こちらは個人事業主や芸術家の方にもぜひ、おすすめしたい作品です。

また、職人ものを読んだ後は、ぜひ時代劇ミステリーの『心中しぐれ吉原』もご一読ください。山本氏の懐の深さを味わうことができます。
山本氏はこの他数多くの作品を残すも2014年鬼籍に入る。

中:「いっしん虎徹」文春文庫 本体710円
右:「利休にたずねよ」PHP文芸文庫 本体838円
左:「心中しぐれ吉原」ハルキ文庫 本体580円

3位 『時代小説 ザ・ベスト』

第3位は“時代小説 ザ・ベスト”。
それは反則だというお叱りはごもっともですが、まだまだ紹介したい作品が多すぎ、絞り込むことが出来ませんでした。
すぐに思いつくだけでも…
・浅田次郎『新選組三部作』
・安部龍太郎『五峰の鷹』
・伊東潤『巨鯨の海』
・垣根涼介『室町無頼』
・澤田瞳子『若沖』
・長谷川卓『北町奉行所捕物控』
・葉室麟『蜩ノ記』
・火坂雅志『黒染の鎧』
・宮城谷昌光『太公望』
・和田竜『忍びの国』

悩んだ末に思いついたのが“ザ・ベスト”。こちらは最前線にいる時代小説作家のオールスター短編集となっています。
時代小説初心者の方はまずは一通り読んでいただき、「この文章好きだな」と思う作家がいれば、短編冒頭の作家紹介に書いてある代表作を手にとってみてください。
どの作家を選んでも外れることはないはずです。

左:「時代小説 ザ・ベスト2018」日本文藝家協会 編 本体900円
中:「時代小説 ザ・ベスト2019」日本文藝家協会 編 本体920円
右:「時代小説 ザ・ベスト2020」日本文藝家協会 編 本体980円

殿堂入り 池波正太郎『鬼平犯科帳』

今回は私の原点とも云うべき作品も紹介します。
皆様ご存知の池波正太郎著“鬼平犯科帳”です。
私の中で漫画のバイブルが『MASTERキートン』だとすれば、私にとって“鬼平”が時代小説のバイブルでした。

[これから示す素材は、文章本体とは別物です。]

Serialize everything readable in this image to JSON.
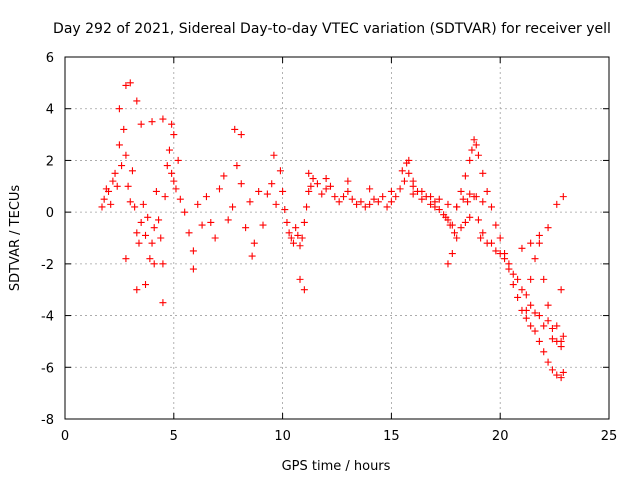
{
  "chart_data": {
    "type": "scatter",
    "title": "Day 292 of 2021, Sidereal Day-to-day VTEC variation (SDTVAR) for receiver yell",
    "xlabel": "GPS time / hours",
    "ylabel": "SDTVAR / TECUs",
    "xlim": [
      0,
      25
    ],
    "ylim": [
      -8,
      6
    ],
    "xticks": [
      "0",
      "5",
      "10",
      "15",
      "20",
      "25"
    ],
    "yticks": [
      "-8",
      "-6",
      "-4",
      "-2",
      "0",
      "2",
      "4",
      "6"
    ],
    "grid": true,
    "marker": "plus",
    "series": [
      {
        "name": "SDTVAR",
        "color": "#ff0000",
        "x": [
          1.7,
          1.8,
          1.9,
          2.0,
          2.1,
          2.2,
          2.3,
          2.4,
          2.5,
          2.6,
          2.7,
          2.8,
          2.9,
          3.0,
          3.1,
          3.2,
          3.3,
          3.4,
          3.5,
          3.6,
          3.7,
          3.8,
          3.9,
          4.0,
          4.1,
          4.2,
          4.3,
          4.4,
          4.5,
          4.6,
          4.7,
          4.8,
          4.9,
          5.0,
          5.1,
          5.2,
          5.3,
          5.5,
          5.7,
          5.9,
          6.1,
          6.3,
          6.5,
          6.7,
          6.9,
          7.1,
          7.3,
          7.5,
          7.7,
          7.9,
          8.1,
          8.3,
          8.5,
          8.7,
          8.9,
          9.1,
          9.3,
          9.5,
          9.7,
          9.9,
          10.0,
          10.1,
          10.2,
          10.3,
          10.4,
          10.5,
          10.6,
          10.7,
          10.8,
          10.9,
          11.0,
          11.1,
          11.2,
          11.3,
          11.4,
          11.6,
          11.8,
          12.0,
          12.2,
          12.4,
          12.6,
          12.8,
          13.0,
          13.2,
          13.4,
          13.6,
          13.8,
          14.0,
          14.2,
          14.4,
          14.6,
          14.8,
          15.0,
          15.2,
          15.4,
          15.6,
          15.8,
          16.0,
          16.2,
          16.4,
          16.6,
          16.8,
          17.0,
          17.2,
          17.4,
          17.6,
          17.8,
          18.0,
          18.2,
          18.4,
          18.6,
          18.7,
          18.8,
          18.9,
          19.0,
          19.2,
          19.4,
          19.6,
          19.8,
          20.0,
          20.2,
          20.4,
          20.6,
          20.8,
          21.0,
          21.2,
          21.4,
          21.6,
          21.8,
          22.0,
          22.2,
          22.4,
          22.6,
          22.8,
          22.9,
          2.5,
          2.8,
          3.0,
          3.3,
          3.5,
          4.0,
          4.5,
          4.9,
          5.0,
          7.8,
          8.1,
          9.6,
          2.8,
          3.3,
          3.7,
          4.1,
          4.5,
          5.9,
          8.6,
          10.8,
          11.0,
          15.5,
          15.7,
          15.8,
          16.0,
          16.4,
          16.8,
          17.2,
          17.6,
          18.0,
          18.3,
          18.6,
          18.9,
          19.2,
          17.6,
          17.8,
          18.0,
          18.2,
          18.4,
          18.6,
          19.0,
          19.2,
          19.6,
          20.0,
          20.4,
          20.8,
          21.2,
          21.6,
          22.0,
          22.4,
          22.8,
          22.9,
          21.2,
          21.4,
          21.6,
          21.8,
          22.0,
          22.2,
          22.4,
          22.6,
          22.8,
          17.5,
          17.7,
          17.9,
          18.5,
          18.8,
          19.1,
          19.4,
          19.8,
          20.2,
          20.6,
          21.0,
          21.4,
          21.8,
          22.2,
          22.6,
          21.0,
          21.4,
          21.8,
          22.2,
          22.6,
          22.9,
          22.8,
          11.2,
          12.0,
          13.0,
          14.0,
          15.0,
          16.0,
          17.0
        ],
        "y": [
          0.2,
          0.5,
          0.9,
          0.8,
          0.3,
          1.2,
          1.5,
          1.0,
          2.6,
          1.8,
          3.2,
          2.2,
          1.0,
          0.4,
          1.6,
          0.2,
          -0.8,
          -1.2,
          -0.4,
          0.3,
          -0.9,
          -0.2,
          -1.8,
          -1.2,
          -0.6,
          0.8,
          -0.3,
          -1.0,
          -2.0,
          0.6,
          1.8,
          2.4,
          1.5,
          1.2,
          0.9,
          2.0,
          0.5,
          0.0,
          -0.8,
          -1.5,
          0.3,
          -0.5,
          0.6,
          -0.4,
          -1.0,
          0.9,
          1.4,
          -0.3,
          0.2,
          1.8,
          1.1,
          -0.6,
          0.4,
          -1.2,
          0.8,
          -0.5,
          0.7,
          1.1,
          0.3,
          1.6,
          0.8,
          0.1,
          -0.4,
          -0.8,
          -1.0,
          -1.2,
          -0.6,
          -0.9,
          -1.3,
          -1.0,
          -0.4,
          0.2,
          0.8,
          1.0,
          1.3,
          1.1,
          0.7,
          0.9,
          1.0,
          0.6,
          0.4,
          0.6,
          0.8,
          0.5,
          0.3,
          0.4,
          0.2,
          0.3,
          0.5,
          0.4,
          0.6,
          0.2,
          0.4,
          0.6,
          0.9,
          1.2,
          1.5,
          1.2,
          0.8,
          0.5,
          0.6,
          0.3,
          0.2,
          0.1,
          -0.1,
          -0.3,
          -0.5,
          0.2,
          0.8,
          1.4,
          2.0,
          2.4,
          2.8,
          2.6,
          2.2,
          1.5,
          0.8,
          0.2,
          -0.5,
          -1.0,
          -1.6,
          -2.2,
          -2.8,
          -3.3,
          -3.8,
          -4.1,
          -4.4,
          -4.6,
          -5.0,
          -5.4,
          -5.8,
          -6.1,
          -6.3,
          -6.4,
          -6.2,
          4.0,
          4.9,
          5.0,
          4.3,
          3.4,
          3.5,
          3.6,
          3.4,
          3.0,
          3.2,
          3.0,
          2.2,
          -1.8,
          -3.0,
          -2.8,
          -2.0,
          -3.5,
          -2.2,
          -1.7,
          -2.6,
          -3.0,
          1.6,
          1.9,
          2.0,
          1.0,
          0.8,
          0.6,
          0.5,
          0.3,
          0.2,
          0.5,
          0.7,
          0.6,
          0.4,
          -2.0,
          -1.6,
          -1.0,
          -0.6,
          -0.4,
          -0.2,
          -0.3,
          -0.8,
          -1.2,
          -1.6,
          -2.0,
          -2.6,
          -3.2,
          -3.9,
          -4.4,
          -4.9,
          -5.0,
          -4.8,
          -3.8,
          -2.6,
          -1.8,
          -1.2,
          -2.6,
          -3.6,
          -4.5,
          -5.0,
          -5.2,
          -0.2,
          -0.5,
          -0.8,
          0.4,
          0.6,
          -1.0,
          -1.2,
          -1.5,
          -1.8,
          -2.4,
          -3.0,
          -3.6,
          -4.0,
          -4.2,
          -4.4,
          -1.4,
          -1.2,
          -0.9,
          -0.6,
          0.3,
          0.6,
          -3.0,
          1.5,
          1.3,
          1.2,
          0.9,
          0.8,
          0.7,
          0.4
        ]
      }
    ]
  }
}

まだ20代前半の頃、実家に帰った際にインフルエンザに罹り1週間ほど自宅待機になったことがありました。特にやる事もなく、たまたま父親の書棚から手に取った“鬼平”でした。
読み始めるとあまりの面白さに最終巻まで一気読み、それから時代小説にドップリはまり、今では500冊を有に超えるほどに増えてしまいました。
もちろん二代目中村吉右衛門主演のテレビ時代劇も大好きな作品です。

池波正太郎先生は時代小説だけでなく、先生の生活を基にしたエッセイも執筆されており、今ではお昼過ぎの蕎麦屋でお酒を呑む“池波正太郎先生ごっこ”が、私の大好きな趣味となっています。

右:「鬼平梅安 江戸暮らし」集英社文庫 本体520円
左:「鬼平犯科帳(22) 特別長編 迷路」文春文庫 本体543円

以上、私が好きな“時代小説Best3”でした。

今後も色々な“超主観で選ぶMy Best3”をnoteしていきます。